Les succès commerciaux, surtout ceux derrière lesquels se cachent, conjointement, chercheurs, entrepreneurs et institutions publiques sont dignes d’être rappelés. Tel, par exemple, le fusil Grot, basé sur des solutions modulaires, mis en œuvre par l’Université technologique militaire de Varsovie (WAT) et l’usine d’armement de Radom. Le NCBR a financé les travaux R+D sur les solutions novatrices des démonstrateurs des technologies de cette arme. L’année dernière, le Ministère de la Défense a décidé de munir l’armée polonaise des Grot C 16 FB-M1. La valeur de la commande prévoyant la livraison de 53 000 fusils s’élève à 500 millions de zlotys. Et de tels exemples seraient à multiplier : dans l’industrie de l’armement, de l’aviation ou celui des cosmétiques. Des détecteurs d’infrarouges conçus et produits par des Polonais travaillent à bord du rover Curiosity, dans le cadre de la mission Mars Science Laboratory. VIGO System, l’entreprise polonaise qui se cache derrière cet exploit – qui a bénéficié d’un financement de la part du NCBR – a aujourd’hui le statut de fournisseur officiel de la NASA.
L’écosystème de soutien aux innovations que nous avons élaboré est efficace.

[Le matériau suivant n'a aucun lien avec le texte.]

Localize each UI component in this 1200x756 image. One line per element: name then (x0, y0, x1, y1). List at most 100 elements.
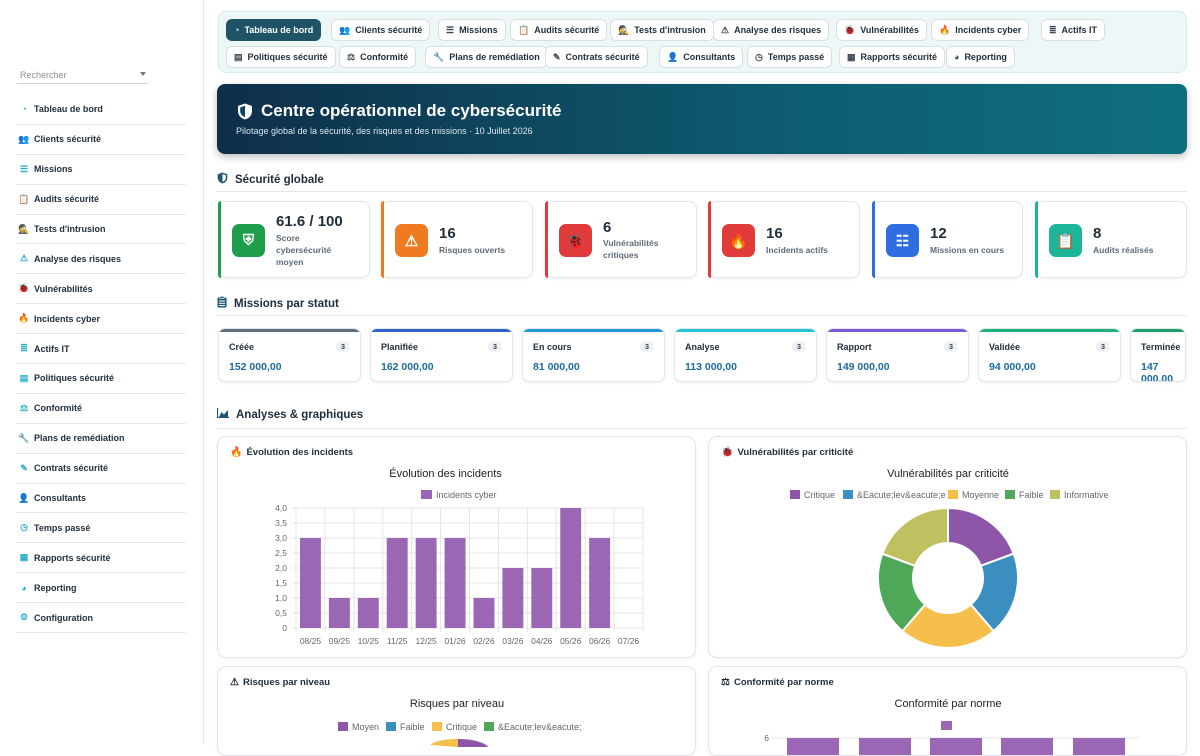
sidebar-item-label: Reporting (34, 582, 77, 593)
tab-label: Plans de remédiation (449, 52, 540, 62)
sidebar-item-17[interactable]: ⚙ Configuration (16, 603, 186, 634)
sidebar-item-label: Plans de remédiation (34, 433, 125, 444)
bar[interactable] (1073, 738, 1125, 756)
tab-10[interactable]: ⚖ Conformité (339, 46, 417, 68)
tab-11[interactable]: 🔧 Plans de remédiation (425, 46, 548, 68)
clipboard-list-icon (217, 296, 227, 311)
sidebar-item-0[interactable]: ◔ Tableau de bord (16, 95, 186, 125)
sidebar-item-9[interactable]: ▤ Politiques sécurité (16, 364, 186, 394)
tab-label: Tableau de bord (244, 25, 314, 35)
tab-4[interactable]: 🕵 Tests d'intrusion (610, 19, 714, 41)
compliance-card-title: Conformité par norme (733, 677, 834, 688)
status-card[interactable]: En cours 3 81 000,00 (522, 328, 665, 382)
y-tick-label: 0,5 (275, 608, 287, 618)
status-name: Créée (229, 342, 255, 352)
bar[interactable] (328, 598, 350, 628)
bar[interactable] (386, 538, 408, 628)
status-name: Validée (989, 342, 1021, 352)
legend-swatch (941, 721, 952, 730)
status-amount: 152 000,00 (229, 361, 282, 373)
tab-label: Audits sécurité (534, 25, 600, 35)
tab-9[interactable]: ▤ Politiques sécurité (226, 46, 336, 68)
wrench-icon: 🔧 (433, 51, 445, 62)
tab-3[interactable]: 📋 Audits sécurité (510, 19, 608, 41)
tab-2[interactable]: ☰ Missions (438, 19, 506, 41)
pie-icon: ◕ (954, 52, 960, 62)
bar[interactable] (473, 598, 495, 628)
sidebar-item-label: Politiques sécurité (34, 373, 115, 384)
legend-label: Informative (1064, 490, 1109, 500)
sidebar-item-2[interactable]: ☰ Missions (16, 155, 186, 185)
bar[interactable] (300, 538, 321, 628)
chevron-down-icon[interactable] (140, 72, 146, 76)
sidebar-item-11[interactable]: 🔧 Plans de remédiation (16, 424, 186, 454)
bar[interactable] (531, 568, 553, 628)
tab-6[interactable]: 🐞 Vulnérabilités (836, 19, 927, 41)
tab-label: Tests d'intrusion (634, 25, 706, 35)
sidebar: Rechercher ◔ Tableau de bord 👥 Clients sécu… (0, 0, 204, 743)
donut-slice[interactable] (881, 506, 949, 568)
legend-swatch (1005, 490, 1015, 499)
bar[interactable] (1001, 738, 1053, 756)
status-card[interactable]: Validée 3 94 000,00 (978, 328, 1121, 382)
bar[interactable] (930, 738, 982, 756)
tab-8[interactable]: ≣ Actifs IT (1041, 19, 1106, 41)
kpi-label: Audits réalisés (1093, 245, 1154, 255)
sidebar-item-1[interactable]: 👥 Clients sécurité (16, 125, 186, 155)
sidebar-item-5[interactable]: ⚠ Analyse des risques (16, 244, 186, 275)
tab-15[interactable]: ▦ Rapports sécurité (839, 46, 946, 68)
divider (217, 191, 1187, 192)
tab-12[interactable]: ✎ Contrats sécurité (545, 46, 648, 68)
kpi-accent (872, 201, 875, 278)
sidebar-item-6[interactable]: 🐞 Vulnérabilités (16, 274, 186, 305)
status-card[interactable]: Terminée 147 000,00 (1130, 328, 1186, 382)
bar[interactable] (502, 568, 524, 628)
sidebar-item-7[interactable]: 🔥 Incidents cyber (16, 304, 186, 335)
sidebar-item-15[interactable]: ▦ Rapports sécurité (16, 543, 186, 574)
bar[interactable] (444, 538, 466, 628)
tab-7[interactable]: 🔥 Incidents cyber (931, 19, 1030, 41)
bar[interactable] (859, 738, 911, 756)
tab-14[interactable]: ◷ Temps passé (747, 46, 833, 68)
section-missions-label: Missions par statut (234, 297, 339, 310)
sidebar-item-12[interactable]: ✎ Contrats sécurité (16, 454, 186, 484)
tab-13[interactable]: 👤 Consultants (659, 46, 744, 68)
tab-1[interactable]: 👥 Clients sécurité (331, 19, 431, 41)
x-tick-label: 09/25 (329, 636, 351, 646)
sidebar-item-4[interactable]: 🕵 Tests d'intrusion (16, 215, 186, 245)
bar[interactable] (787, 738, 839, 756)
search-select[interactable]: Rechercher (17, 67, 149, 84)
sidebar-item-8[interactable]: ≣ Actifs IT (16, 334, 186, 365)
status-count-badge: 3 (639, 341, 654, 352)
wrench-icon: 🔧 (18, 432, 30, 443)
status-card[interactable]: Analyse 3 113 000,00 (674, 328, 817, 382)
kpi-value: 16 (766, 225, 783, 242)
tab-label: Temps passé (767, 52, 825, 62)
y-tick-label: 3,5 (275, 518, 287, 528)
status-card[interactable]: Planifiée 3 162 000,00 (370, 328, 513, 382)
sidebar-item-10[interactable]: ⚖ Conformité (16, 394, 186, 424)
sidebar-item-13[interactable]: 👤 Consultants (16, 484, 186, 514)
sidebar-item-16[interactable]: ◕ Reporting (16, 573, 186, 604)
status-accent (979, 329, 1120, 332)
x-tick-label: 06/26 (589, 636, 611, 646)
incidents-bar-chart: Évolution des incidents Incidents cyber 4,… (275, 467, 644, 646)
sidebar-item-label: Rapports sécurité (34, 552, 111, 563)
sidebar-item-14[interactable]: ◷ Temps passé (16, 513, 186, 544)
tasks-icon: ☷ (886, 224, 919, 257)
status-card[interactable]: Rapport 3 149 000,00 (826, 328, 969, 382)
bar[interactable] (357, 598, 379, 628)
shield-icon: ⛨ (232, 224, 265, 257)
bar[interactable] (589, 538, 611, 628)
tab-label: Analyse des risques (734, 25, 822, 35)
hero-heading: Centre opérationnel de cybersécurité (237, 101, 561, 121)
tab-0[interactable]: ◔ Tableau de bord (226, 19, 322, 41)
bar[interactable] (415, 538, 437, 628)
chart-title: Vulnérabilités par criticité (887, 468, 1009, 480)
divider (217, 428, 1187, 429)
status-card[interactable]: Créée 3 152 000,00 (218, 328, 361, 382)
bar[interactable] (560, 508, 582, 628)
tab-16[interactable]: ◕ Reporting (946, 46, 1015, 68)
sidebar-item-3[interactable]: 📋 Audits sécurité (16, 185, 186, 215)
tab-5[interactable]: ⚠ Analyse des risques (713, 19, 830, 41)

Car le rôle de l’administration publique est de stimuler et de soutenir les actions des milieux scientifique, économique et financier. De leur activité et leur aptitude à se fixer des objectifs ambitieux dépend l’avenir du pays.
Nous avons ici en Pologne des chercheurs courageux, des innovateurs qui de façon décomplexée peuvent participer à la course aux bourses et brevets, aux côtés de leurs homologues des États-Unis ou d’Europe occidentale. Ils font partie des équipes interdisciplinaires créées au NCBR.

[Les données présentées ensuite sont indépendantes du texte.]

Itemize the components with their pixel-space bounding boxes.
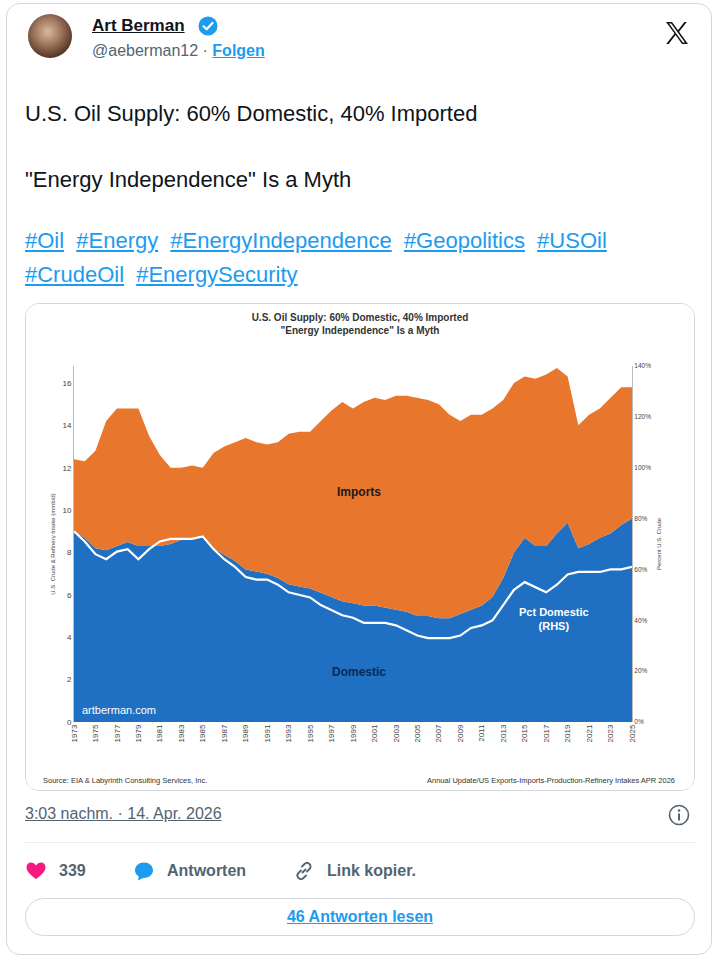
svg-text:U.S. Crude & Refinery Intake (: U.S. Crude & Refinery Intake (mmb/d): [50, 493, 56, 594]
svg-text:12: 12: [62, 464, 71, 473]
svg-text:2025: 2025: [628, 724, 637, 742]
svg-text:0%: 0%: [634, 718, 644, 725]
svg-text:Domestic: Domestic: [332, 665, 386, 679]
svg-text:Percent U.S. Crude: Percent U.S. Crude: [656, 517, 662, 570]
svg-text:2009: 2009: [456, 724, 465, 742]
svg-text:80%: 80%: [634, 515, 647, 522]
svg-text:2015: 2015: [520, 724, 529, 742]
svg-text:2007: 2007: [434, 724, 443, 742]
svg-text:0: 0: [67, 718, 72, 727]
svg-text:40%: 40%: [634, 617, 647, 624]
svg-text:artberman.com: artberman.com: [82, 704, 156, 716]
html-text:U.S. Oil Supply: 60% Domestic,: U.S. Oil Supply: 60% Domestic, 40% Impor…: [25, 101, 478, 126]
svg-text:1979: 1979: [134, 724, 143, 742]
svg-text:2013: 2013: [499, 724, 508, 742]
html-text:3:03 nachm. · 14. Apr. 2026: 3:03 nachm. · 14. Apr. 2026: [25, 805, 222, 822]
svg-text:60%: 60%: [634, 566, 647, 573]
svg-text:2003: 2003: [392, 724, 401, 742]
svg-text:1993: 1993: [284, 724, 293, 742]
html-text:"Energy Independence" Is a Myt: "Energy Independence" Is a Myth: [25, 167, 352, 192]
svg-text:6: 6: [67, 591, 72, 600]
html-text:Link kopier.: Link kopier.: [327, 862, 416, 879]
svg-text:1987: 1987: [220, 724, 229, 742]
svg-text:2005: 2005: [413, 724, 422, 742]
html-text:339: 339: [59, 862, 86, 879]
svg-text:1991: 1991: [263, 724, 272, 742]
svg-text:2001: 2001: [370, 724, 379, 742]
svg-text:120%: 120%: [634, 413, 651, 420]
html-text:#CrudeOil: #CrudeOil: [25, 262, 124, 287]
html-text:#EnergySecurity: #EnergySecurity: [136, 262, 298, 287]
html-text:#USOil: #USOil: [537, 228, 607, 253]
svg-text:1989: 1989: [241, 724, 250, 742]
svg-text:1999: 1999: [349, 724, 358, 742]
svg-text:10: 10: [62, 506, 71, 515]
html-text:#Energy: #Energy: [76, 228, 159, 253]
svg-text:U.S. Oil Supply: 60% Domestic,: U.S. Oil Supply: 60% Domestic, 40% Impor…: [252, 312, 469, 336]
svg-text:4: 4: [67, 633, 72, 642]
svg-text:20%: 20%: [634, 667, 647, 674]
html-text:#Geopolitics: #Geopolitics: [403, 228, 525, 253]
svg-text:16: 16: [62, 379, 71, 388]
svg-text:Imports: Imports: [337, 485, 381, 499]
svg-text:14: 14: [62, 421, 71, 430]
svg-text:1995: 1995: [306, 724, 315, 742]
html-text:Art Berman: Art Berman: [92, 16, 185, 35]
svg-text:100%: 100%: [634, 464, 651, 471]
svg-text:2017: 2017: [542, 724, 551, 742]
svg-text:8: 8: [67, 548, 72, 557]
svg-text:Pct Domestic(RHS): Pct Domestic(RHS): [519, 606, 589, 632]
svg-text:2021: 2021: [585, 724, 594, 742]
html-text:@aeberman12 · Folgen: @aeberman12 · Folgen: [92, 42, 265, 59]
svg-text:Source: EIA & Labyrinth Consul: Source: EIA & Labyrinth Consulting Servi…: [43, 776, 207, 785]
svg-text:1975: 1975: [91, 724, 100, 742]
svg-text:2011: 2011: [477, 724, 486, 742]
svg-text:140%: 140%: [634, 362, 651, 369]
svg-text:2019: 2019: [563, 724, 572, 742]
html-text:46 Antworten lesen: 46 Antworten lesen: [286, 908, 433, 925]
svg-text:1977: 1977: [113, 724, 122, 742]
svg-text:Annual Update/US Exports-Impor: Annual Update/US Exports-Imports-Product…: [427, 776, 675, 785]
html-text:#EnergyIndependence: #EnergyIndependence: [170, 228, 392, 253]
svg-text:1983: 1983: [177, 724, 186, 742]
svg-text:2023: 2023: [606, 724, 615, 742]
svg-text:1997: 1997: [327, 724, 336, 742]
svg-text:1973: 1973: [70, 724, 79, 742]
html-text:#Oil: #Oil: [25, 228, 65, 253]
svg-text:1981: 1981: [155, 724, 164, 742]
svg-text:1985: 1985: [198, 724, 207, 742]
html-text:Antworten: Antworten: [167, 862, 247, 879]
svg-text:2: 2: [67, 675, 72, 684]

Pourquoi donc les chercheurs polonais tendent-ils si rarement la main pour obtenir un financement qui leur est destiné ? En 2017, seuls trois projets polonais ont obtenu une bourse du Conseil européen de la recherche. À titre de comparaison : les scientifiques de Grande-Bretagne – les leaders absolus de ce classement – en ont obtenu plus de 170. Les Polonais ont un grand potentiel qui reste inexploité. Le docteur habilité Piotr Sankowski, membre du Conseil du NCBR, est le lauréat de trois bourses du CER : ERC Starting Independent Researcher Grant, ERC Proof of Concept Grant et ERC Consolidator Grant. Un exemple exceptionnel, mais unique. Pourquoi la liste des noms polonais dans ces projets est-elle si courte ?
Les changements proposés par le Ministère de la Science et de l’Enseignement supérieur vont permettre de libérer le potentiel des scientifiques polonais : deux lois sur l’innovation ainsi qu’une Constitution pour la science. Ces documents offriront aux université la possibilité de commercialiser plus facilement les résultats de leurs recherches, de fonder leurs propres sociétés (ce qu’on appelle des spin-off) ou de nouer des coopérations avec le business.
Quand je vois les succès de certaines entreprises polonaises, je suis non seulement très admiratif mais aussi très fier. Beaucoup d’entre elles sont partenaires ou bénéficiaires du Centre national des Recherches et du Développement. L’année dernière, nous avons lancé 64 concours. Nous avons accompagné 3702 projets pour lesquels le total des financements s’élève à 18,5 milliards de zlotys. Ces chiffres montrent la dimension de notre engagement. En mettant en œuvre ses programmes, le NCBR fait également la promotion de l’esprit d’entreprise. La créativité liée aux connaissances et à l’expérience apporte les meilleurs résultats.